There was a conference yesterday at which Gordon Brown and Lords Mandelson "welcomed 250 international leaders to London to reassure them the UK remained a competitive place to do business despite the turmoil of the financial crisis and recession."

The response of business may be typified by that of George Buckley of 3M (maker of the post it note - which the world could easily survive without) who said:

Britain has a stable government and good education and innovation, but it also has high taxes and the trains and roads are not as good as in continental Europe

So George wants the state to provide him with the infrastructure so he can make money. But as he argued:

Companies are not taxpayers, but tax collectors

So let's be clear then: he thinks business does not pay tax so what he's demanding is that the people of the UK provide him with the opportunity to make money in the Uk from which he has no intention of paying a return to them as his company does not, according to him pay tax. It's a one way deal on that basis, isn't it? Why should we bother if this is true?

Well, for one good reason - which is that he's wrong. Let's say it loud and clear: companies do pay tax. I agree - they do their best to pass the bill on to others. Some goes to shareholders. Some claim it's passed on to customers, but given that's only possible in the odd world of the economists who argue companies don't pay tax if you're a monopolist there are other more important issues to address in that case. Some argue that companies pass on the cost to labour - but the paper that claims to prove this by Mike Deveruex at Oxford has to assume to get to this result (quite extraordinarily) that a company facing a strike can move its production from the UK to another country without disruption to output and without cost incurred - showing how absurd the hypothesis is in the form in which economists present it (although I do not deny that in some situations - such as when a financial transaction tax might be imposed on a bank such a situation might arise).

The reality is that Buckley is pushing a line of argument that is not true that has been created by economists who have propagated the delusion, based on misunderstanding of the scientific method, that an economy can be accurately modeled using counterfactual propositions about its nature.
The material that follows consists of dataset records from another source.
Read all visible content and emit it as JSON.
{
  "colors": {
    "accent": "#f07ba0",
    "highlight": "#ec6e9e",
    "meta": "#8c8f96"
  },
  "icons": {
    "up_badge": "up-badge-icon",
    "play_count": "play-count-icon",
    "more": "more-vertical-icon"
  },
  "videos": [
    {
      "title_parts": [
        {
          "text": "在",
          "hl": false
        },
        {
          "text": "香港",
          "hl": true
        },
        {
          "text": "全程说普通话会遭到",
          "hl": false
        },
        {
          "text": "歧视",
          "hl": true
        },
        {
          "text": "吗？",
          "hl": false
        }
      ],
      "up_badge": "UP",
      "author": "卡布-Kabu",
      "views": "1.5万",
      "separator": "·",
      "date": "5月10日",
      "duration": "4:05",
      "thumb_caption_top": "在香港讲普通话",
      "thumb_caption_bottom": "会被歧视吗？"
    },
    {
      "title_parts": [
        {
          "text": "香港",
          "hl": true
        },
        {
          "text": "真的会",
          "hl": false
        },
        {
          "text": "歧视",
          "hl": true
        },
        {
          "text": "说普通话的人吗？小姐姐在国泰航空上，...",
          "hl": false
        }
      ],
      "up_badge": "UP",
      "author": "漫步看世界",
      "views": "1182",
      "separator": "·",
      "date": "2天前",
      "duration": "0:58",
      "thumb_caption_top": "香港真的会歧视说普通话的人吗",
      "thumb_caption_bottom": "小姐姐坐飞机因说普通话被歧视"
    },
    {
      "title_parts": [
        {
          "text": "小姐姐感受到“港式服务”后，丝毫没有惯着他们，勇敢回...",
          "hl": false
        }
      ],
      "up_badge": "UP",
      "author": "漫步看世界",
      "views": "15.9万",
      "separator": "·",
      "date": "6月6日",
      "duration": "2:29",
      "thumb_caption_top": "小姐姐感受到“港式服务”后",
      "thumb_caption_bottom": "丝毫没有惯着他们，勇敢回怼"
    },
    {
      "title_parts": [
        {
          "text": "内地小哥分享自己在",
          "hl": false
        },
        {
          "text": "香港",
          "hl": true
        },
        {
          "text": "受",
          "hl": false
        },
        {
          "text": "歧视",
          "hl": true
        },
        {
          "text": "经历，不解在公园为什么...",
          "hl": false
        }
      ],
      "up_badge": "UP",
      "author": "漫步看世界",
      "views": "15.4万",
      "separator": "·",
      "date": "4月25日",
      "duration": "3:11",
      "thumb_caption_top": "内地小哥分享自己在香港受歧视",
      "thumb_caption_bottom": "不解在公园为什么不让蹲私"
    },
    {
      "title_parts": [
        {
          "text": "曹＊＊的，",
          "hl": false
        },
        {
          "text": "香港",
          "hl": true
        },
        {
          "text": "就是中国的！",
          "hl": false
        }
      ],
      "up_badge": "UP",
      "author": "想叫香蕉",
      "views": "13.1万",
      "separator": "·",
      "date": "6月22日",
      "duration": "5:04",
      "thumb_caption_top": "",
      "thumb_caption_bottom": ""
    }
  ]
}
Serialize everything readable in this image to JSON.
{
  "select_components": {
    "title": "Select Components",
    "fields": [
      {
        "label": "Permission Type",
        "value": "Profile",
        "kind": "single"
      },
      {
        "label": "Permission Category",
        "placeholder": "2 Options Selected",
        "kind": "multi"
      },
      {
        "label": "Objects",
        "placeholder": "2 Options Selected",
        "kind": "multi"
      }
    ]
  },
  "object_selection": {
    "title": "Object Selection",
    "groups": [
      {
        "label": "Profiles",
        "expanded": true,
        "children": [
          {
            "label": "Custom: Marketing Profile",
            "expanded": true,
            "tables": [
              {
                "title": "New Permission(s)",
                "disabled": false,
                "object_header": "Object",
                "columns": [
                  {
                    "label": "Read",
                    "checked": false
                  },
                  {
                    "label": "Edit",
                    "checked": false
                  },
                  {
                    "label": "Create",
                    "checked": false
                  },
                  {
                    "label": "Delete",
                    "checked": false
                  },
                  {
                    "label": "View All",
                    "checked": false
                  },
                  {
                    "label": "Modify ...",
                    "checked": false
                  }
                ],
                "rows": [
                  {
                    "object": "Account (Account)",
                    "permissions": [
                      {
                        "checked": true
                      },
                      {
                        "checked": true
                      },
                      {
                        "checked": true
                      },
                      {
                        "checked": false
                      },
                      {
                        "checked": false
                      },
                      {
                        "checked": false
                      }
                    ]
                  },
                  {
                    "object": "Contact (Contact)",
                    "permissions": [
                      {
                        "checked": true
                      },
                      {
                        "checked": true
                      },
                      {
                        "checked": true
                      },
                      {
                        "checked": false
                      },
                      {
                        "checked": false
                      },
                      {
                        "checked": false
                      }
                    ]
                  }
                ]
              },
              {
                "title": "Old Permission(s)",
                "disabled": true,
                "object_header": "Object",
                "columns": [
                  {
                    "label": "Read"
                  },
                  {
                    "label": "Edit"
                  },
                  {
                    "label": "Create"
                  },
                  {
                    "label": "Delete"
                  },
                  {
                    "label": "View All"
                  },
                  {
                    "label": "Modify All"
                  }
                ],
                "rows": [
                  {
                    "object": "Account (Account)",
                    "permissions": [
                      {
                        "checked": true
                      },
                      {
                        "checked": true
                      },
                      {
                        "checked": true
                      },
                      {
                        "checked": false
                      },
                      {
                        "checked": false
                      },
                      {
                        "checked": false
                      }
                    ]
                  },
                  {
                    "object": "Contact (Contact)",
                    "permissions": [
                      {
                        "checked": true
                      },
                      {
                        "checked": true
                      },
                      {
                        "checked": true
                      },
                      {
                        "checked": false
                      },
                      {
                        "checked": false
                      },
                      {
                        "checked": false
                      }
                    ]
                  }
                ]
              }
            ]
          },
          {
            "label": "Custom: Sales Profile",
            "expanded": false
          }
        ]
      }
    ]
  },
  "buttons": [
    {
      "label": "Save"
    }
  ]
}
In the real world companies pay tax.

How do I know this. I do so for three reasons. First they think they do. That's pretty powerful evidence. Either business is staffed by people who are all deluded or economists are: this may be a genuine case of one or t'other.

Second, if business did not pay tax it would not spend nearly so much time trying to avoid it. There's no evidence they do so on behalf of shareholders to whom they have no relationship. They appear to only do so on behalf of management who wish to command resources which they otherwise perceive as lost to them i.e., yet again they act as if they know they cannot pass the bill on elsewhere so they must avoid the bill itself.

Third, if tax compliance is seeking to pay the right amount of tax (but no more) in the right place at the right time where right means that the economic substance of the transactions undertaken coincides with the place and form in which they are reported for taxation purposes then we can say with some assuredness that business spends a great deal of time seeking to pay too little tax in the wrong place and later than they should by ensuring that the form in which transactions are declared is inconsistent with their economic substance. That's because companies pay tax.

Mt Buckley denies an obvious truth. What credence should we give to anything else he said?